Tenants rights activists are protesting the eviction of people in Louisiana by a notorious Boston landlord.

According to the Jamaica Plain Gazette, Leonard Samia is director of a management company that is trying to force victims of Hurricane Katrina to vacate their homes at the Louisburg Square Apartments in Gretna, Louisiana, upriver from New Orleans.

Lawyers for The Common Ground Collective maintain that tenants of the 180-unit apartment complex are being told to leave in order that the owners may get federal funds for the hurricane fixup and then charge higher rents. Samia's management company won a court case against the tenants who failed to pay rent.

The Common Ground Collective is a hurricane relief group established by Malik Rahim and other New Orleans Greens.

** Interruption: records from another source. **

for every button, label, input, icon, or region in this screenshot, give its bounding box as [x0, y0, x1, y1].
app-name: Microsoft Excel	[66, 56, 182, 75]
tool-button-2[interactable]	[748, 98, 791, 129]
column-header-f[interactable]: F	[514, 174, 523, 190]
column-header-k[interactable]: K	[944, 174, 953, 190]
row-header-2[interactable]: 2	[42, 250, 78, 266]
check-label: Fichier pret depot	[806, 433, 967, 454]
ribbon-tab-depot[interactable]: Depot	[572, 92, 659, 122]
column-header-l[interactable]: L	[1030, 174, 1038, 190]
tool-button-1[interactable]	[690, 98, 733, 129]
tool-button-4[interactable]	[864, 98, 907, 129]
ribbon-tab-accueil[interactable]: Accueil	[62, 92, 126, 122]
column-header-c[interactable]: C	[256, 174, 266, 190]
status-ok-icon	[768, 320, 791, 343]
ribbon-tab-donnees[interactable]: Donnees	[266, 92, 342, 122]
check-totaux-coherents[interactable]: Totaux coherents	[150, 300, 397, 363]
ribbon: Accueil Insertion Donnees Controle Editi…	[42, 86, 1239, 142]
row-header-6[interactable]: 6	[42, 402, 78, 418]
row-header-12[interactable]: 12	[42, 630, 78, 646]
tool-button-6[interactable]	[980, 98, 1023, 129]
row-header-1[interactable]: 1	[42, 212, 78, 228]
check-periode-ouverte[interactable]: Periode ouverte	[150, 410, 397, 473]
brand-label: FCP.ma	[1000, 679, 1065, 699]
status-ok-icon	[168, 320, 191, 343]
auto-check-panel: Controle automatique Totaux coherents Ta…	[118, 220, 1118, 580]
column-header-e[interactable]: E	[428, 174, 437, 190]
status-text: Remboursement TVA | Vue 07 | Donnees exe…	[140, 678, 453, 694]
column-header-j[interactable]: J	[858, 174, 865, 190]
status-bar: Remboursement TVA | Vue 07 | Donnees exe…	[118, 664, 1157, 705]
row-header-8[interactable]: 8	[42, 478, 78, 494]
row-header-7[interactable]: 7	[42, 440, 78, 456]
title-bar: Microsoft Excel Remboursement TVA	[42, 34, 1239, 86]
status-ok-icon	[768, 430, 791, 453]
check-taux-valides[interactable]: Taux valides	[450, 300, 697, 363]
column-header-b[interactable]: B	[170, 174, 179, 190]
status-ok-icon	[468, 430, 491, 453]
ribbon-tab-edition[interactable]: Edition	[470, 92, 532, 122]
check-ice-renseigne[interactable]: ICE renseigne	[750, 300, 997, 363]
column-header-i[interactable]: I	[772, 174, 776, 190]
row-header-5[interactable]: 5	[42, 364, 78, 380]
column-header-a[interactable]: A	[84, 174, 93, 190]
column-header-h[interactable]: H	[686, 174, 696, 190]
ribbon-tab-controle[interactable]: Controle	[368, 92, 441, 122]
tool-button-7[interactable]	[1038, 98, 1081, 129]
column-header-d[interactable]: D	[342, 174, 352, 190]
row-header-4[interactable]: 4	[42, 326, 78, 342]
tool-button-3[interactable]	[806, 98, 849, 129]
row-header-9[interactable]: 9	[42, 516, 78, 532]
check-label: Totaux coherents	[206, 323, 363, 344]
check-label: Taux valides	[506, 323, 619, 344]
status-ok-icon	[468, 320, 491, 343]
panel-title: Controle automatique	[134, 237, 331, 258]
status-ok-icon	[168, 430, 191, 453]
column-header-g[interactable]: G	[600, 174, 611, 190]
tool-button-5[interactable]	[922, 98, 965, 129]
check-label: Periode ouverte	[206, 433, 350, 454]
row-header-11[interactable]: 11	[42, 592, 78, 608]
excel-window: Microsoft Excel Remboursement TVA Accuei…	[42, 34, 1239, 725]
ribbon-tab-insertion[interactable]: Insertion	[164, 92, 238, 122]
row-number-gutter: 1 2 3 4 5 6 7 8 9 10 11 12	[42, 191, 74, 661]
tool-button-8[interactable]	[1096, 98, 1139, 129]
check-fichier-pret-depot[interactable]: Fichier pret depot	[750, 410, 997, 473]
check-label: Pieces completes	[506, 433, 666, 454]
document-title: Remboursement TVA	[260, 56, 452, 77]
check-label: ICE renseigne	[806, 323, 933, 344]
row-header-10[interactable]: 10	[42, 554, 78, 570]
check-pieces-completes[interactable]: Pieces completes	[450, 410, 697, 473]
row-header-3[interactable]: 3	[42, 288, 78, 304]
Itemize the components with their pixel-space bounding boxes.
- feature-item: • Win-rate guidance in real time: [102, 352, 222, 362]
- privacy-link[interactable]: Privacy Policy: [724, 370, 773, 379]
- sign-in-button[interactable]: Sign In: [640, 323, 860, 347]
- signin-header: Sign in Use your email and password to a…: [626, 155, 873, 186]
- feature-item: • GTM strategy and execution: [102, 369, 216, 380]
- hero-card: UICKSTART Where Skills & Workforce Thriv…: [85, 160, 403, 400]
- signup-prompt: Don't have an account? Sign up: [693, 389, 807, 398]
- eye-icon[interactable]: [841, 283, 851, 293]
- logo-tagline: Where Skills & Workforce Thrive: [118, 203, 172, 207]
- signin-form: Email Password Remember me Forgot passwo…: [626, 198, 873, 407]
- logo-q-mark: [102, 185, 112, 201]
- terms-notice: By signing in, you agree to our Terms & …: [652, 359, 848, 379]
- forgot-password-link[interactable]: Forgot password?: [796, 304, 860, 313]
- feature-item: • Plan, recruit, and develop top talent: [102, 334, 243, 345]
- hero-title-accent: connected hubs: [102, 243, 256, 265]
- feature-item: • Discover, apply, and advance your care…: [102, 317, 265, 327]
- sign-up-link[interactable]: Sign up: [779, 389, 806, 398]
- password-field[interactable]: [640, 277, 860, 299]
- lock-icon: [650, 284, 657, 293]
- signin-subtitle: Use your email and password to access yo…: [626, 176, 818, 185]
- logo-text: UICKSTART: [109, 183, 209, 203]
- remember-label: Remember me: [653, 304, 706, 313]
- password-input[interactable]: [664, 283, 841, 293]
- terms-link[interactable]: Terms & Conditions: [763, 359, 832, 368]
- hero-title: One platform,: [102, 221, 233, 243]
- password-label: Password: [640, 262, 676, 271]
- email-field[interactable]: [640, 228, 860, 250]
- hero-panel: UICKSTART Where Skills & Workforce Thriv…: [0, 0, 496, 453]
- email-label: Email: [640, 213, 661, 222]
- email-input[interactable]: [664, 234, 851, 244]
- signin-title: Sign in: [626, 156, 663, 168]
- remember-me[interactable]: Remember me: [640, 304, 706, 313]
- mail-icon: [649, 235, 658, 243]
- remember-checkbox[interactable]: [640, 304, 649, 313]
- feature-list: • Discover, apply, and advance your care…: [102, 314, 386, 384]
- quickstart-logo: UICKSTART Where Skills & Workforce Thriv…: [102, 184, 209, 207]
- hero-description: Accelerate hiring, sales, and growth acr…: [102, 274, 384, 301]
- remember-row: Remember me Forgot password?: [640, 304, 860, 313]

During the storm, some Gretna residents tried to prevent Katrina evacuees from crossing a bridge to safety in their neighborhood. As real estate developers see opportunity in the dramatic rise of property values, mass human rights violations have returned to Gretna, the location of the Louisburg apartment complex.

Landlords are now claiming damage from the hurricane to properties in order to get FEMA funding.

In the aftermath of the hurricane, tenants in the flood-damaged areas are facing mass evictions. Witnesses describe streets piled with family belongings and forklifts carrying belongings from dwellings.

Louisiana law permits landlords to remove personal property from abandoned dwellings. Louisburg apartment tenants wrote Samia in protest demanding their right to stay in the livable apartments, and to be relocated should their unit need repair. A harassment campaign began immediately with threats and antics from local police. Samia's LJS management has already lodged construction workers and contractors in the units emptied.

Almost twenty years ago, City Life/Vida Urbana in Jamaica Plain placed a wanted poster with Leonard Samia's picture on billboards. They have been staging protests on behalf of tenants at his Boston properties ever since. One Samia tenant in Jamaica Plain has won an eviction court case, with the help of City Life.

The Boston City Council passed a resolution censuring Samia for mistreatment of these and other tenants by refusing to negotiate and continuing to evict.

On December 20, tenants organizations rallied outside his properties in Jamaica Plain protesting the evictions, singing Christmas carols—"Leonard the Greedy Landlord" and "Feliz Navidad, Prospero año y avaricia."

About 150 people picketed the Fordham Court apartment buildings, speaking out against the landlord. Members of the Boston section of Industrial Workers of the World (IWW) carried banners in solidarity with the tenants as exploited workers.

Boston City Councilor Felix Arroyo delivered a letter to the Samia offices in Brighton, decrying the Louisiana evictions.